NOACs Versus Warfarin in NVAF with Prior Bleeding

In patients with non-valvular atrial fibrillation (NVAF), the use of non-vitamin K antagonist oral anticoagulants (NOACs) was associated with a comparable or reduced risk of stroke or systemic embolism (SE) and major bleeding (MB) compared with warfarin use, according to an article in the Journal of Thrombosis and Thrombolysis. The authors also noted a “variable risk” for stroke, SE, or MB between different NOACs.

Primary investigator Gregory Y. H. Lip and colleagues based these findings on a retrospective analysis of real-world patients with NVAF, identified from a claims database, who had experienced prior bleeding events and were receiving warfarin or a NOAC. Patients were stratified by individual NOAC or warfarin use. The researchers used Cox models to estimate risk of stroke, SE, and MB.

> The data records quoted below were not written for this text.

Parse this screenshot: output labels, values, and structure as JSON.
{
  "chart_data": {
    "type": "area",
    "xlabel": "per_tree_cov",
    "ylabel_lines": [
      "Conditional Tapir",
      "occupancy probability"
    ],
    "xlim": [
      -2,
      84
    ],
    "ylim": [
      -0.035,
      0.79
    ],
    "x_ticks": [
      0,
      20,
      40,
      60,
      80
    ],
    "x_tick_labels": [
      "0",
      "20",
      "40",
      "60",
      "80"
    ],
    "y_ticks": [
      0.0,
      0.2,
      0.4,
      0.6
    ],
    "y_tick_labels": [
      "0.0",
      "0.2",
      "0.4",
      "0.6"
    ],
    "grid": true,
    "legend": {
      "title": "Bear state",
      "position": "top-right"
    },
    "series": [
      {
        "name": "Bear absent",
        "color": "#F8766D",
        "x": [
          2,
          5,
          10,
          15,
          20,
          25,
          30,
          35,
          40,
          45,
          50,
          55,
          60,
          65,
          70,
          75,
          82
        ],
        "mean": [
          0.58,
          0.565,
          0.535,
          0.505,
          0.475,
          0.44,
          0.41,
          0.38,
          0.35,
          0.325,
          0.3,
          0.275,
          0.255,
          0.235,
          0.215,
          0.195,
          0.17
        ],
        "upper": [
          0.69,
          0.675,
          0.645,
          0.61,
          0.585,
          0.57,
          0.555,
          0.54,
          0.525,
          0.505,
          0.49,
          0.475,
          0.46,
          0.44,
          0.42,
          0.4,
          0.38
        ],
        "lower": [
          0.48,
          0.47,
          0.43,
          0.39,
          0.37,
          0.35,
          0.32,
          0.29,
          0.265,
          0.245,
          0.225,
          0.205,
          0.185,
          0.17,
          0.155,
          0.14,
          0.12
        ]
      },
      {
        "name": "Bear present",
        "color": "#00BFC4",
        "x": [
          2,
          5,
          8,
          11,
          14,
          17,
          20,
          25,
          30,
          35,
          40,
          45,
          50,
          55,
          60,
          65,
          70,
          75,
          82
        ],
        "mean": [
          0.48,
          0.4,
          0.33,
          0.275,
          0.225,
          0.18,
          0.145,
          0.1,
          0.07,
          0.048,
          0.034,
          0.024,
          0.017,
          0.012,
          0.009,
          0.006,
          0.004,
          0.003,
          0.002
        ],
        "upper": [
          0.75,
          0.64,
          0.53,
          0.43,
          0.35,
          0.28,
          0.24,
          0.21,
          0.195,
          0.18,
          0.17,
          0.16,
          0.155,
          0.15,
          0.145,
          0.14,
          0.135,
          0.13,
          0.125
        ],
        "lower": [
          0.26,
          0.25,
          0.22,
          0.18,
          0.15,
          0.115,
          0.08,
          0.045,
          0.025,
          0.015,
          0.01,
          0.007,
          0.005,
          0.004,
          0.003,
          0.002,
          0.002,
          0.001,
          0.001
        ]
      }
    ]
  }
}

In the cohort of 244,563 patients with AF and prior bleeding, 55,094 (22.5%) received apixaban, 12,500 (5.1%) received dabigatran, 38,246 (15.6%) received rivaroxaban, and 138,723 (56.7%) received warfarin. According to the authors, apixaban (hazard ratio [HR] = 0.76; 95% confidence interval [CI], 0.70–0.83) and rivaroxaban (HR = 0.79; 95% CI, 0.71–0.87) exhibited lower risk of stroke and SE compared with warfarin. Comparatively, apixaban (HR = 0.67; 95% CI, 0.64–0.70) and dabigatran (HR = 0.88; 95% CI, 0.81–0.96) had a lower risk of MB compared with warfarin.

When comparing NOACs against each other, Lip and the researchers observed that “apixaban patients had a lower risk of stroke/SE vs. dabigatran (HR = 0.70; 95% CI, 0.57–0.86) and rivaroxaban (HR = 0.85; 95% CI, 0.76–0.96) and a lower risk of MB than dabigatran (HR = 0.73; 95% CI, 0.67–0.81) and rivaroxaban (HR = 0.64; 95% CI, 0.61–0.68).”

This was, to the authors’ knowledge, the first “real-world” study to compare outcomes of stroke, SE, and MB between individual NOACs and warfarin, and they ultimately concluded that “treatment with NOACs was associated with similar or lower risk of stroke/SE and MB compared with warfarin and variable risk of stroke/SE and MB against each other.”